IL PATRIMONIO DEGLI ARCHIVI STORICI della città – Due gli obiettivi principali dell’esposizione: in un momento in cui la fragilità del territorio ritorna di drammatica attualità, la mostra intende da un lato evidenziare ancora una volta il ruolo degli ingegneri nel progetto e nella realizzazione di queste infrastrutture. In secondo luogo il percorso espositivo è strumento per far conoscere il ricco patrimonio conservato negli Archivi cittadini, un tesoro fondamentale che viene messo a disposizione e che diventa uno elemento essenziale per la comprensione e quindi per il progetto di tutela del territorio. E questo a monito delle future generazioni

I DOCUMENTI INEDITI – In mostra, in originale e in copia, alcuni documenti tecnici riguardanti i lavori “in difesa dell’Adige” che non sono mai stati pubblicati o esposti al pubblico. Per far comprendere meglio la portata dei lavori e la drammaticità delle conseguenze sul tessuto urbano, i disegni di progetto ed esecutivi dei muraglioni (conservati presso l’Archivio di Stato e l’Archivio del Comune) vengono accompagnati alla già conosciuta opera fotografica di Giuseppe Bertucci del 1890-94 (conservata presso la Biblioteca Civica).

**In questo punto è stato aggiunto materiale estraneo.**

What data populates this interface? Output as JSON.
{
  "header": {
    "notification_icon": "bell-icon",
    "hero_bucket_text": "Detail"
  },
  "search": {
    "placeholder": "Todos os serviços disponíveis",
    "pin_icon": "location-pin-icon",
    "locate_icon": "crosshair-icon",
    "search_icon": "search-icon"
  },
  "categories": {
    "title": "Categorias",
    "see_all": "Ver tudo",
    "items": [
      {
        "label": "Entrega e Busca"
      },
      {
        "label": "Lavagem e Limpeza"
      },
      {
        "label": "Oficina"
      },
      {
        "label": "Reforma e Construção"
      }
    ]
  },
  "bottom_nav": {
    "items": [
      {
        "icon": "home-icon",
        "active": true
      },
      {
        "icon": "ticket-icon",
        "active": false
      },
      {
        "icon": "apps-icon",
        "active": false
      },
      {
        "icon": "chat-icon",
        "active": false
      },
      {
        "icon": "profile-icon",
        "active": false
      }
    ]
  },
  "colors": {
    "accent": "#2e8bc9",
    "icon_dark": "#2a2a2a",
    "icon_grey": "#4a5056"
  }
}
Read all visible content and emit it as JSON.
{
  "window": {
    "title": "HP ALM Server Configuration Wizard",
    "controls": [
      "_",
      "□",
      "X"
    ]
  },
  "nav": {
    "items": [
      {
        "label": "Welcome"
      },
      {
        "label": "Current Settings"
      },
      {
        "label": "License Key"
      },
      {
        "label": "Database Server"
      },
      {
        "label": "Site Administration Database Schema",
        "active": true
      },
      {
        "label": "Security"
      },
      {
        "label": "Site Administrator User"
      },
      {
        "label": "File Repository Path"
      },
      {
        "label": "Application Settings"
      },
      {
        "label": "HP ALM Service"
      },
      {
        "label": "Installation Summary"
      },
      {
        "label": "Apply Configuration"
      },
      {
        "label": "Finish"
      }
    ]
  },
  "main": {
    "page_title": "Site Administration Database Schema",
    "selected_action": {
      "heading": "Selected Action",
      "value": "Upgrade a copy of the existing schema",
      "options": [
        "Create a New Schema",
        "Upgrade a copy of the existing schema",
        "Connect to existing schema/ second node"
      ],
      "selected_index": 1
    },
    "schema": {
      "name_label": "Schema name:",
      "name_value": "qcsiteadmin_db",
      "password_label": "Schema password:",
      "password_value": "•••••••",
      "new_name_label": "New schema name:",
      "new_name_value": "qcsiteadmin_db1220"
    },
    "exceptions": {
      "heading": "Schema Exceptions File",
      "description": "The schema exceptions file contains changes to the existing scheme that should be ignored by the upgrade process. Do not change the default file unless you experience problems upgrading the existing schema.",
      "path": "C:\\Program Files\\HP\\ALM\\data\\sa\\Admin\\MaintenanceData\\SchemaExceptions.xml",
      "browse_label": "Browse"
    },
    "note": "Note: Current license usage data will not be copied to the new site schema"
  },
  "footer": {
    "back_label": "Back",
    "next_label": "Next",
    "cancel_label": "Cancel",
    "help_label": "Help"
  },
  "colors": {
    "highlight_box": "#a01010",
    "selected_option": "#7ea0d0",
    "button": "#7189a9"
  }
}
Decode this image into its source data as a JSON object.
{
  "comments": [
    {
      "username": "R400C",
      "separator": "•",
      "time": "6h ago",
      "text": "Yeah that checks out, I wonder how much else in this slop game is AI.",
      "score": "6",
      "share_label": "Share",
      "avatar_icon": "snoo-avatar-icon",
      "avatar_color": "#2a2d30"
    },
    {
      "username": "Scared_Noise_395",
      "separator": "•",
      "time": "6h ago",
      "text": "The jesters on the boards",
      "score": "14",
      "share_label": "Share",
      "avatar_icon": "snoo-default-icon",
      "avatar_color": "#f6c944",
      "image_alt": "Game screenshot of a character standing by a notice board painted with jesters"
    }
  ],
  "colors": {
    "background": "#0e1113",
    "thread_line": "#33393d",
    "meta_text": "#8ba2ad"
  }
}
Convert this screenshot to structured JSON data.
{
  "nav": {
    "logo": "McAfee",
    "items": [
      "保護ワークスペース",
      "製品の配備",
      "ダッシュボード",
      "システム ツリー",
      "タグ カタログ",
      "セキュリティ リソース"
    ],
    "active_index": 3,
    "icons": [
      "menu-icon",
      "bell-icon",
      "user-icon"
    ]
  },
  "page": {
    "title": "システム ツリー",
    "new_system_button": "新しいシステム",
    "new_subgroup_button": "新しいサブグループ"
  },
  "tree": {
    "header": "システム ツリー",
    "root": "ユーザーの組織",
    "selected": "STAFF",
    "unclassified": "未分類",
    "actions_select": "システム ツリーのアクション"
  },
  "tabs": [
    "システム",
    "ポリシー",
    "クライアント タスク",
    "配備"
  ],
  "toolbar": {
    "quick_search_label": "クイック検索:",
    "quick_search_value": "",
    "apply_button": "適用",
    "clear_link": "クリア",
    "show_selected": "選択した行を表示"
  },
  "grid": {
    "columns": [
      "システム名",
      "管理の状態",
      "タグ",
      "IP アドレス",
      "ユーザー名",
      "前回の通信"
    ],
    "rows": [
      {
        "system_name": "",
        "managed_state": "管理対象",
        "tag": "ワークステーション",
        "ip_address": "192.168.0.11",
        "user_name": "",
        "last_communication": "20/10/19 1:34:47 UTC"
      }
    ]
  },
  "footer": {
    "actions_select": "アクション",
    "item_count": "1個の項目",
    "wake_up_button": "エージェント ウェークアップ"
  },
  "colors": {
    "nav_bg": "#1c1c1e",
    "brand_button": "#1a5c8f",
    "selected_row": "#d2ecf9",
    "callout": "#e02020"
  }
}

VERONA, LO SGUARDO CONTEMPORANEO. DAL FIUME –  La mostra è completata da una rassegna fotografica contemporanea, i cui scatti testimoniano i risultati e gli effetti, previsti o meno, indotti dai lavori dell’Adige, con uno sguardo quindi rivolto anche al presente. Le immagini sottolineano anche l’importanza di utilizzare discipline e strumenti diversi per la lettura del territorio: oltre il dato tecnico, resta la consapevolezza del ruolo che le opere dell’ingegneria e le infrastrutture posso svolgere nella trasformazione del territorio e del paesaggio.

La mostra, a INGRESSO LIBERO, resterà allestita nel Magazzino 1 (via Santa Teresa 12) fino al 28 febbraio 2017, con l’orario Lun/ven: 9:00 – 18.00.

Dal 23 dicembre 2016 al 5 gennaio 2017 la mostra sarà visitabile dal lun. al ven. dalle ore 9.00 alle 15.00.

L’esposizione resta chiusa il sabato, la domenica e i festivi.